2) Most agricultural water (esp. groundwater) is "own supply" and the subsidies are more complicated (e.g., opportunity cost due to some having a RIGHT to water)
3) Most urban water is sold at average, not marginal, cost, which means that the utility ends up supplying water at prices that are below the cost of production. HUGE problem.
4) The scenario in your fig (at 5:45) does not always happen, since fixed revenues can be used to subsidize marginal costs of production. The FC/VC vs FR/VR issue is very important in water economics.
5) But you're RIGHT about who gets water (powerful) w price controls.
6) Don't confuse water tariffs (retail service) with water rights (wholesale markets). They are totally separate.
Don't fixed and variable costs come into the picture? Following the Walkerton e coli tragedy water became metered. Over the next ten years, water usage has continually gone down and water rates have continually gone up to cover the fixed treatment, maintenance and salary costs. What happened to the economy of scale argument presented for watermelons?

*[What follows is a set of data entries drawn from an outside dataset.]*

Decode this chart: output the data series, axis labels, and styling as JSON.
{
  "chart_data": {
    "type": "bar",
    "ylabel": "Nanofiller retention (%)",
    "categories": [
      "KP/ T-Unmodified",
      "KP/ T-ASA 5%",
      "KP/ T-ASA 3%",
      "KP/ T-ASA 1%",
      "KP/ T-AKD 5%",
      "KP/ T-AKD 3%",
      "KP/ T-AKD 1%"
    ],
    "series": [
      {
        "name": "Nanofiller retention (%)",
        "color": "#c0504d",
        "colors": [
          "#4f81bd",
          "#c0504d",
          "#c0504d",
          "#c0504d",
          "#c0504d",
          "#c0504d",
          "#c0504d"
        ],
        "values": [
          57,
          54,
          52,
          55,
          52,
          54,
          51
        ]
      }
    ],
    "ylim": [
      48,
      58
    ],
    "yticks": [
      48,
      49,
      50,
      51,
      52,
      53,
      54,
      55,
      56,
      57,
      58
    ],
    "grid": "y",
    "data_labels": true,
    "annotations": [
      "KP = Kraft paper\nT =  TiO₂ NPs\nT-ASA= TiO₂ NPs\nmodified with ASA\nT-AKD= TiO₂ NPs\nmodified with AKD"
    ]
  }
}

Yes, FC and VC matter. Most people miss that, but the "problem" results from FC NOT matching FR (monthly charge) at utilities. That's why you get the problem you noted. Here's my soln: http://www.aguanomics.com/2011/09/time-to-dump-increasing-block-rates.html
The subsidies to agriculture, that amounts to 75% of water consumption, mean subsidies to water, with all the misallocation of resources and loss of welfare implied. That's an important point! Half the budget of the European Union goes to fund the Common Agricultural Policy. A complete folly and insanity.